Compassionate Care Hospice Group, Inc., (“CCH Group”) has agreed to pay $2.4 million to resolve allegations that CCH Group and its subsidiary Compassionate Care Hospice of Atlanta, LLC, (“CCH Atlanta”) submitted or caused the submission of false claims to Medicare and Medicaid by engaging in improper financial relationships with contracted physicians. CCH Group is a Florida corporation with its principal place of business in Parsippany, New Jersey, and subsidiaries and affiliates in numerous states.
“Kickbacks should never play a role in medical decision-making,” said U.S. Attorney John Horn. “When healthcare providers are paid for referrals, the costs of health services inevitably rise and ultimately are borne by taxpayers.”
“The False Claims Act settlement in this case should be a deterrent to those who would so selfishly circumvent our federal healthcare programs to their benefit,” said FBI Special Agent in Charge David J. LeValley. “Rest assured the FBI is committed to diligently investigating those who would defraud our federally funded healthcare programs, depriving those who truly depend on them.”
“It is paramount to our health care system that those seeking health care advice know that providers and treatments recommended to them are not influenced by illegal remuneration or arrangements,” said Special Agent in Charge Derrick L. Jackson, of the U.S. Department of Health and Human Services, Office of Inspector General. “The OIG is committed to working with our law enforcement partners to combat this sort of activity.”
“Our office’s Medicaid Fraud Control Unit will continue to work with our federal partners to go after any action that compromises the integrity of our health care systems,” said Georgia Attorney General Chris Carr. “This type of scheme obscures the proper relationship among those providing health care services to Medicaid members, and it diminishes the quality of health care options available to our citizens.

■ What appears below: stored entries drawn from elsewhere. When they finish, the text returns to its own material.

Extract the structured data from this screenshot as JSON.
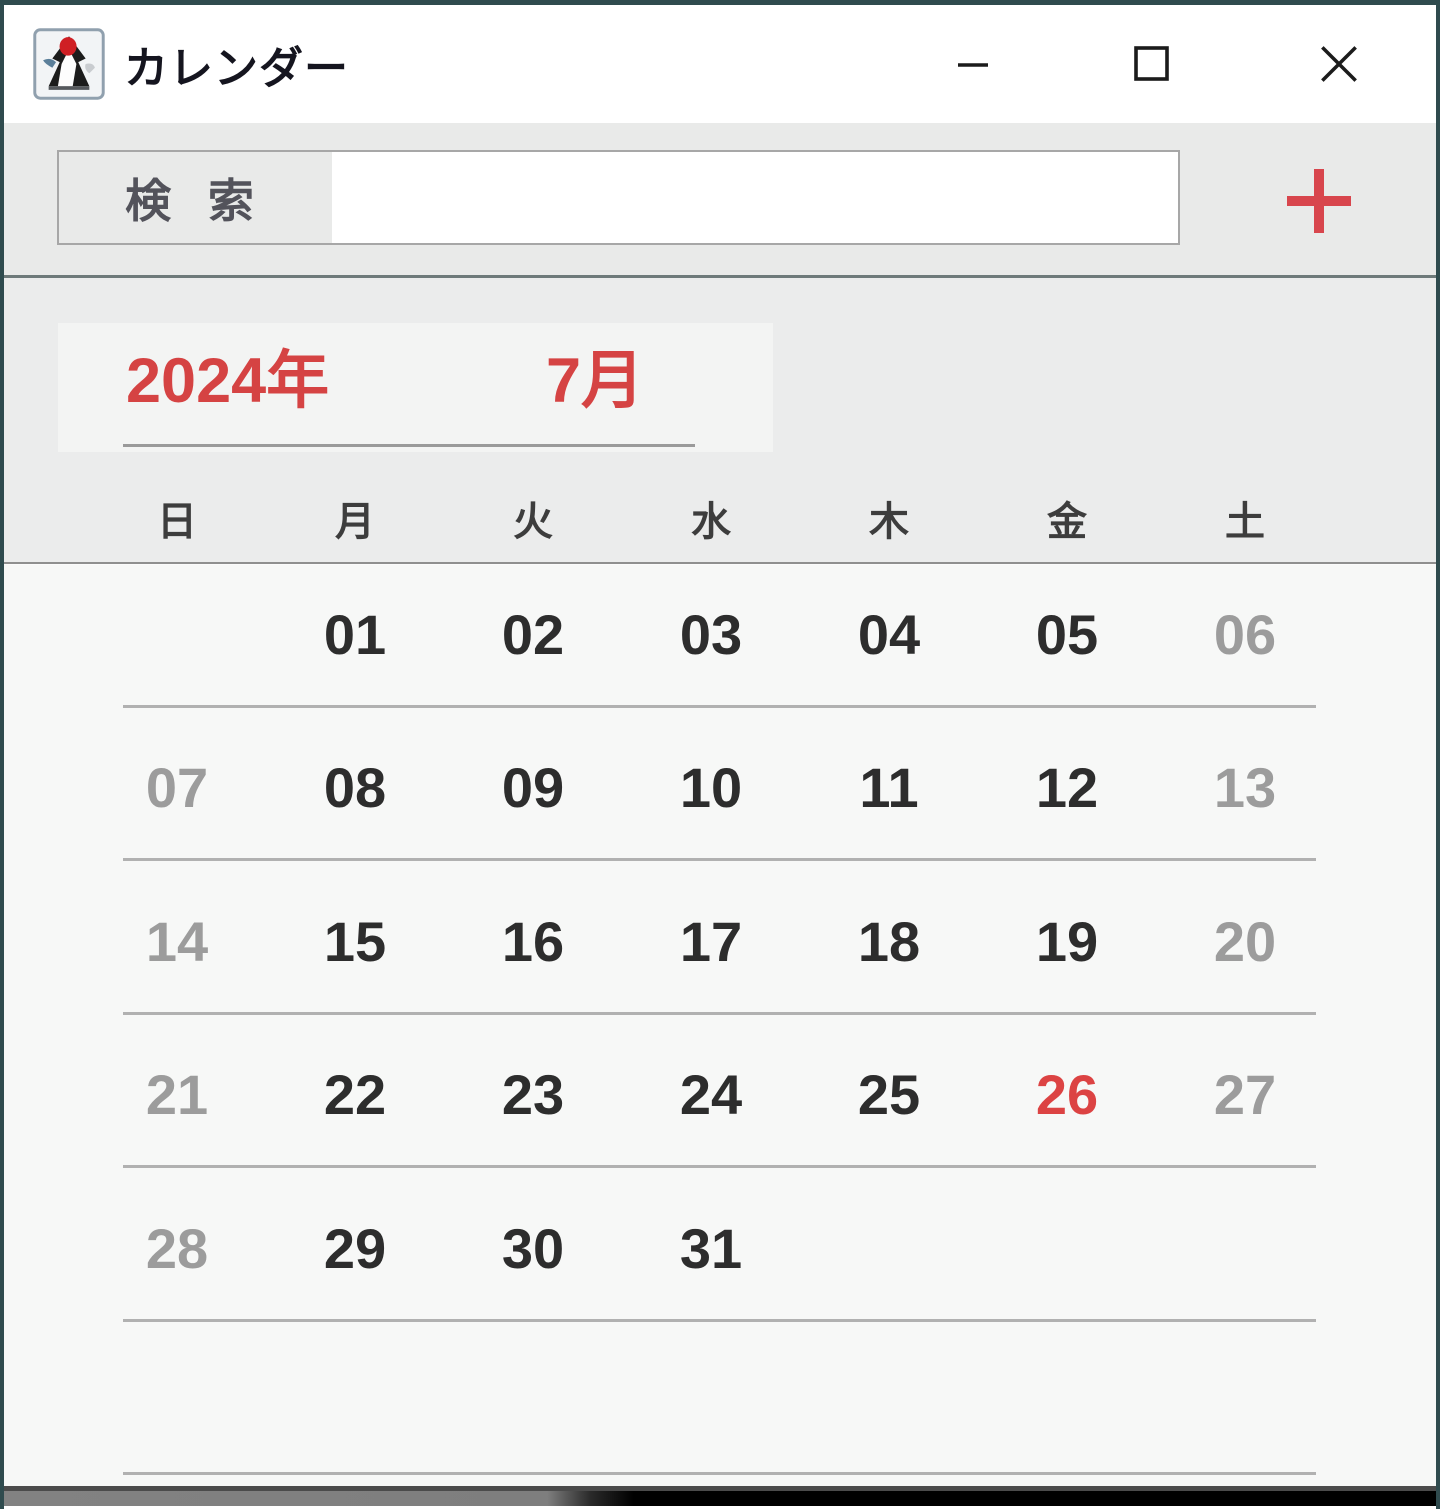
{
  "window": {
    "title": "カレンダー"
  },
  "toolbar": {
    "search_label": "検 索",
    "search_value": "",
    "add_label": "+"
  },
  "calendar": {
    "year_label": "2024年",
    "month_label": "7月",
    "weekdays": [
      "日",
      "月",
      "火",
      "水",
      "木",
      "金",
      "土"
    ],
    "today": "26",
    "weeks": [
      [
        {
          "text": "",
          "style": "empty"
        },
        {
          "text": "01",
          "style": "normal"
        },
        {
          "text": "02",
          "style": "normal"
        },
        {
          "text": "03",
          "style": "normal"
        },
        {
          "text": "04",
          "style": "normal"
        },
        {
          "text": "05",
          "style": "normal"
        },
        {
          "text": "06",
          "style": "dim"
        }
      ],
      [
        {
          "text": "07",
          "style": "dim"
        },
        {
          "text": "08",
          "style": "normal"
        },
        {
          "text": "09",
          "style": "normal"
        },
        {
          "text": "10",
          "style": "normal"
        },
        {
          "text": "11",
          "style": "normal"
        },
        {
          "text": "12",
          "style": "normal"
        },
        {
          "text": "13",
          "style": "dim"
        }
      ],
      [
        {
          "text": "14",
          "style": "dim"
        },
        {
          "text": "15",
          "style": "normal"
        },
        {
          "text": "16",
          "style": "normal"
        },
        {
          "text": "17",
          "style": "normal"
        },
        {
          "text": "18",
          "style": "normal"
        },
        {
          "text": "19",
          "style": "normal"
        },
        {
          "text": "20",
          "style": "dim"
        }
      ],
      [
        {
          "text": "21",
          "style": "dim"
        },
        {
          "text": "22",
          "style": "normal"
        },
        {
          "text": "23",
          "style": "normal"
        },
        {
          "text": "24",
          "style": "normal"
        },
        {
          "text": "25",
          "style": "normal"
        },
        {
          "text": "26",
          "style": "today"
        },
        {
          "text": "27",
          "style": "dim"
        }
      ],
      [
        {
          "text": "28",
          "style": "dim"
        },
        {
          "text": "29",
          "style": "normal"
        },
        {
          "text": "30",
          "style": "normal"
        },
        {
          "text": "31",
          "style": "normal"
        },
        {
          "text": "",
          "style": "empty"
        },
        {
          "text": "",
          "style": "empty"
        },
        {
          "text": "",
          "style": "empty"
        }
      ],
      [
        {
          "text": "",
          "style": "empty"
        },
        {
          "text": "",
          "style": "empty"
        },
        {
          "text": "",
          "style": "empty"
        },
        {
          "text": "",
          "style": "empty"
        },
        {
          "text": "",
          "style": "empty"
        },
        {
          "text": "",
          "style": "empty"
        },
        {
          "text": "",
          "style": "empty"
        }
      ]
    ]
  },
  "colors": {
    "accent_red": "#d54343",
    "today_red": "#dc4343",
    "dim_gray": "#9c9c9c",
    "date_black": "#2d2d2d"
  }
}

We won’t stand for it.”
The government alleges that, between April 3, 2007 and April 29, 2011, CCH Group and CCH Atlanta paid illegal remuneration to five physicians in order to induce the providers to refer patients to CCH Atlanta for hospice services and certify individuals as eligible for hospice services. The government also alleges that CCH Atlanta and CCH Group submitted or caused the submission of claims to Medicare and Medicaid for services provided to the individuals who had been referred by the physicians because of the kickbacks. The illegal remuneration took the form of (1) payments to a medical director in exchange for referrals and (2) sham contracts with associate medical directors in exchange for referrals.

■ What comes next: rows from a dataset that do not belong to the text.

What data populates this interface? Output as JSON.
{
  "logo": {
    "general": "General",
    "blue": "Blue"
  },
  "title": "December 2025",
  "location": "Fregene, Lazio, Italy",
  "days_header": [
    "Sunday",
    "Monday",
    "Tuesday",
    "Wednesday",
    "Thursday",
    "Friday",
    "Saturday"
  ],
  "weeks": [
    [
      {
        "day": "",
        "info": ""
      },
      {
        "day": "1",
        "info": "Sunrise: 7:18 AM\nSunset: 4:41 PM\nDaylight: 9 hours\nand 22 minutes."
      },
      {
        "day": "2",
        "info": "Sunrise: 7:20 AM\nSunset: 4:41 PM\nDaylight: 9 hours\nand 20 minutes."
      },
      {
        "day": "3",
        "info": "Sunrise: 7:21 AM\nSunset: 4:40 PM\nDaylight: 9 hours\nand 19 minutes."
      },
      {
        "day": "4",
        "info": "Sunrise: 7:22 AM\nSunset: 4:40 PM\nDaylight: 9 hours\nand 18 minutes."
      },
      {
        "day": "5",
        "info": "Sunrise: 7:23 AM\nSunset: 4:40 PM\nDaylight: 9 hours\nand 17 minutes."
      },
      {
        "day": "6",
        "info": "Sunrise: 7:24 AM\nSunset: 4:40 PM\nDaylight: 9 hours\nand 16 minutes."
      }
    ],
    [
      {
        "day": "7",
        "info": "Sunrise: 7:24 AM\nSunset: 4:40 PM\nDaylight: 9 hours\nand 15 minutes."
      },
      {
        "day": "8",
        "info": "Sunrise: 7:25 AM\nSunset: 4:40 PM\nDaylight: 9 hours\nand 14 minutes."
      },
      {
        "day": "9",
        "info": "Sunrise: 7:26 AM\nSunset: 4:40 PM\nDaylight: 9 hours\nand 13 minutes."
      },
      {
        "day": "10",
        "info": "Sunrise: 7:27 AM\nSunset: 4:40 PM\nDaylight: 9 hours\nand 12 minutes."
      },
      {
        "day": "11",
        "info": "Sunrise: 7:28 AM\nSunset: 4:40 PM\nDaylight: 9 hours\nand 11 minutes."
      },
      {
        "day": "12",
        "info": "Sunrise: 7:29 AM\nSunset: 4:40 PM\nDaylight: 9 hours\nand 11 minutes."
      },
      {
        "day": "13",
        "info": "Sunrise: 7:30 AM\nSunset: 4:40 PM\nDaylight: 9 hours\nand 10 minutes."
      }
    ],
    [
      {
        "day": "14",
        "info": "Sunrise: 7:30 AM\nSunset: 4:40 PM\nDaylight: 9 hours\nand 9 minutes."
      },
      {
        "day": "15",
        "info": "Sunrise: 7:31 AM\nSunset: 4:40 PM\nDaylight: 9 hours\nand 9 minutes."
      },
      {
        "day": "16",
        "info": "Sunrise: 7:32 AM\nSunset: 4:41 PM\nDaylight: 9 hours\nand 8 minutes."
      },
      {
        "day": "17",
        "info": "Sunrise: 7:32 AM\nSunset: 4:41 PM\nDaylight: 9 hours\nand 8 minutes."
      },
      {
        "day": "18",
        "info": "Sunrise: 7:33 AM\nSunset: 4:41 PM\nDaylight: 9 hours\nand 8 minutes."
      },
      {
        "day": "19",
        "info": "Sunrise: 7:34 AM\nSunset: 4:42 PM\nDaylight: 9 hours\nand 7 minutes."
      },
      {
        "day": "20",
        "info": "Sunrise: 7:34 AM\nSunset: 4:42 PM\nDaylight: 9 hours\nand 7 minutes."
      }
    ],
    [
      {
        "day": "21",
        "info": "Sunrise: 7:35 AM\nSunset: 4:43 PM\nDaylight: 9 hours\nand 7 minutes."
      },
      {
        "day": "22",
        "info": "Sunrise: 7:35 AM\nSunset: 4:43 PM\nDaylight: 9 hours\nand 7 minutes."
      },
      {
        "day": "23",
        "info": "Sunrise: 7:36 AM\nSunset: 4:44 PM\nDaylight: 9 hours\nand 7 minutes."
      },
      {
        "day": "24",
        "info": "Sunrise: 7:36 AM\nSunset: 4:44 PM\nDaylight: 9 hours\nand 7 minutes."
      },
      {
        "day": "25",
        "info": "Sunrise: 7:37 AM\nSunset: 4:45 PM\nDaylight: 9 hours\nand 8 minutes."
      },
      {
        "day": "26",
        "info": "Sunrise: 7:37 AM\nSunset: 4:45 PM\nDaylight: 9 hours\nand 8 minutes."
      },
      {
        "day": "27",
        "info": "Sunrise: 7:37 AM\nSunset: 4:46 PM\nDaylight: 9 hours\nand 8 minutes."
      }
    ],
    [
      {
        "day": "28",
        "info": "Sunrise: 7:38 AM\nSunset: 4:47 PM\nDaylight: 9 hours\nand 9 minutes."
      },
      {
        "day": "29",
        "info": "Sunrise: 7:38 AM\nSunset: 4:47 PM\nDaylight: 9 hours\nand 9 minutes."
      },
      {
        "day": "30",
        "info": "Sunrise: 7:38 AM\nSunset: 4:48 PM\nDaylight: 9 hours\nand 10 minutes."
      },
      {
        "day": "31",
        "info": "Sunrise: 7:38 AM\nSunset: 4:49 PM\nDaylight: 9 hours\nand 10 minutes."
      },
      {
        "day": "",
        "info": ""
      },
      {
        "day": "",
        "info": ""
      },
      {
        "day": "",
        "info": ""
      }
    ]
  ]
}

The settlement resolves allegations filed by Cathy Morris and Josie King, former CCH Atlanta employees, under the qui tam, or whistleblower, provisions of the False Claims Act, which authorizes private parties to sue for false claims on behalf of the United States and share in the recovery. The lawsuit was filed in the Northern District of Georgia and is captioned United States & State of Georgia ex rel. Morris & King v. Compassionate Care Hospice Group of Atlanta, LLC, et al., No. 1:10-cv-3450 (N.D. Ga.). Ms. Morris and Ms. King will receive a share of the settlement.
The claims resolved by the settlement are allegations only, and there has been no determination of liability.
This case was investigated by the U.S. Attorney’s Office for the Northern District of Georgia, the U.S. Department of Health & Human Services Office of Inspector General, the Federal Bureau of Investigation, and the Georgia State Attorney General’s Medicaid Fraud Control Unit.
The civil settlement was reached by Assistant U.S. Attorneys Lena Amanti and Neeli Ben-David and Georgia State Assistant Attorney General Sara Vann.